Question: Who Was the First Named Author?
We can't know scientifically who the first non-divine writer was, but we can make a stab at the earliest named writer or author whose name is credited. Even so, there is controversy.
Answer:
- In the Shin-eqi-unninni tablets, found in the 19th century by Austen Henry Layard, Shin-eqi-unninni is credited with writing the Epic of Gilgamesh. In Akkadian cuneiform, the twelve tablets were found damaged in the ruins of the library of Ashurbanipal of Assyria (669-633 B.C.). The tablets actually name Shin-eqi-unninni as the author of the work of literature, which may make Shin-eqi-unninni the earliest named author.
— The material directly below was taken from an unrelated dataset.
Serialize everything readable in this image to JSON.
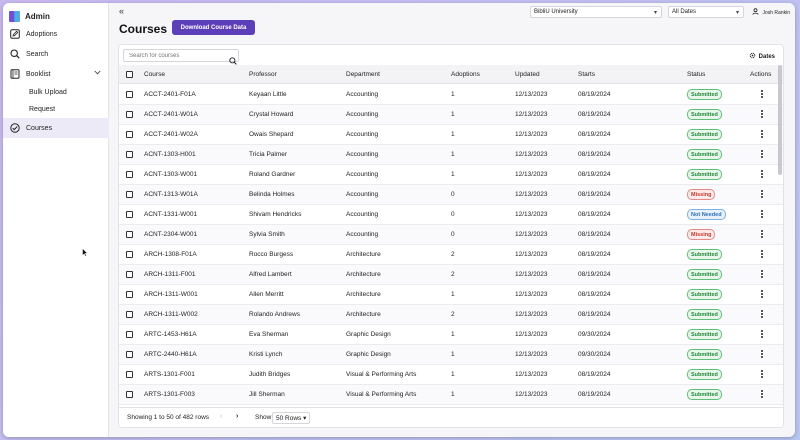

Gilgamesh is thought to have lived around 2700 B.C. If Shin-eqi-unninni wrote shortly thereafter he could have a claim to being the first named literary writer.
Sources include: (www.wsu.edu/~dee/MESO/GILG.HTM) Gilgamesh
However, in John Gardner's translation of the Epic of Gilgamesh, he ascribes "Sin-leqi-unninni" to the early XVth century (~1400 B.C.).
- The first female writer (of hymns), Enheduanna, has a better claim to being the first writer, in Sumerian (an earlier language than Akkadian), from the 23d century B.C.
From a reader:
Something like 4,000 lines of Enheduanna's poetry, much of it believed by her translators to be original to her, have been either unearthed or reassembled in coherent form (there was a lot of "divvying up" of tablets and artifacts among cooperating institutions from the digs in the 1920s, many of the former of which have been only recently reunited), and published in modern (mostly English) translation, since 1990.
See, e. g., Inanna, Lady of Largest Heart : poems of the Sumerian high priestess Enheduanna / [edited] by Betty De Shong Meador ;1st ed.Austin : University of Texas Press, 2000. ISBN: 0292752415
Enheduanna's name appears at the beginning, but within the bodies, of the texts of three long poems published therein: "Inanna and Ebih," "Lady of Largest Heart" and "The Exaltation of Inanna."